Failure to Provide Appropriate Discharge Planning and Readmission for Hospitalized Resident
Penalty
Summary
Surveyors identified that the facility failed to ensure an appropriate discharge plan for one resident who was hospitalized for a suspected gastrointestinal bleed. The resident had vascular dementia with behavioral disturbances, sequelae of cerebral infarction, constipation, and atrial fibrillation, and was dependent for toileting and transfers with documented verbal and physical behaviors toward others. After the resident vomited coffee-ground emesis, the physician ordered a transfer to the hospital emergency department to rule out a GI bleed, and the discharge MDS reflected an unplanned discharge to a short-term general hospital with return anticipated. An interdisciplinary care plan meeting held prior to the hospitalization included multiple disciplines, the resident’s companion, and two guardians, but there was no documentation that discharge planning was discussed, and the resident’s care plan contained no evidence of a planned discharge. While the resident was in the hospital, the facility issued a same-day Transfer/Discharge Notice stating that the IDT had determined the resident would be discharged that day, citing that the resident’s needs could not be met after reasonable accommodation and that the safety and health of individuals in the facility would be endangered.
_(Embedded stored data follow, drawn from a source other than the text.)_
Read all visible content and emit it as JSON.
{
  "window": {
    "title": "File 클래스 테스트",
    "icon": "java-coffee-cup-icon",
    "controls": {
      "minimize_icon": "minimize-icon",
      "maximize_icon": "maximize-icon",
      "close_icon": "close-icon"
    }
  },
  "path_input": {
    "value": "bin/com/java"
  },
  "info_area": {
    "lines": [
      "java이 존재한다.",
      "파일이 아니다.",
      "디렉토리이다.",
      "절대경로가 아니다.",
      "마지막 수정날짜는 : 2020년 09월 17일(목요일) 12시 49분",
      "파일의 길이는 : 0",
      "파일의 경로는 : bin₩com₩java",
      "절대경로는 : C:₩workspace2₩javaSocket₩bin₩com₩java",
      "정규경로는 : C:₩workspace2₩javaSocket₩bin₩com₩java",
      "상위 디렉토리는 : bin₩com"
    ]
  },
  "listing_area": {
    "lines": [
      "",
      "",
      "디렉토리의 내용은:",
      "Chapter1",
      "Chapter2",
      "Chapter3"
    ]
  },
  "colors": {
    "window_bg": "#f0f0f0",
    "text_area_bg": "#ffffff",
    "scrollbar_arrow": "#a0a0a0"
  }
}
The notice identified interference from the resident’s two guardians as the evidence supporting these reasons, but there was no documentation that the resident personally endangered the health or safety of others. The notice included information about the right to appeal the discharge, and the discharge was appealed. When the resident was medically cleared to return, the facility did not accept the resident back. Review of the electronic medical record showed no documented IDT discharge plan and no nursing progress notes after the date of hospital transfer, and no social work progress notes after that time, indicating a lack of documented planning and coordination related to the discharge decision.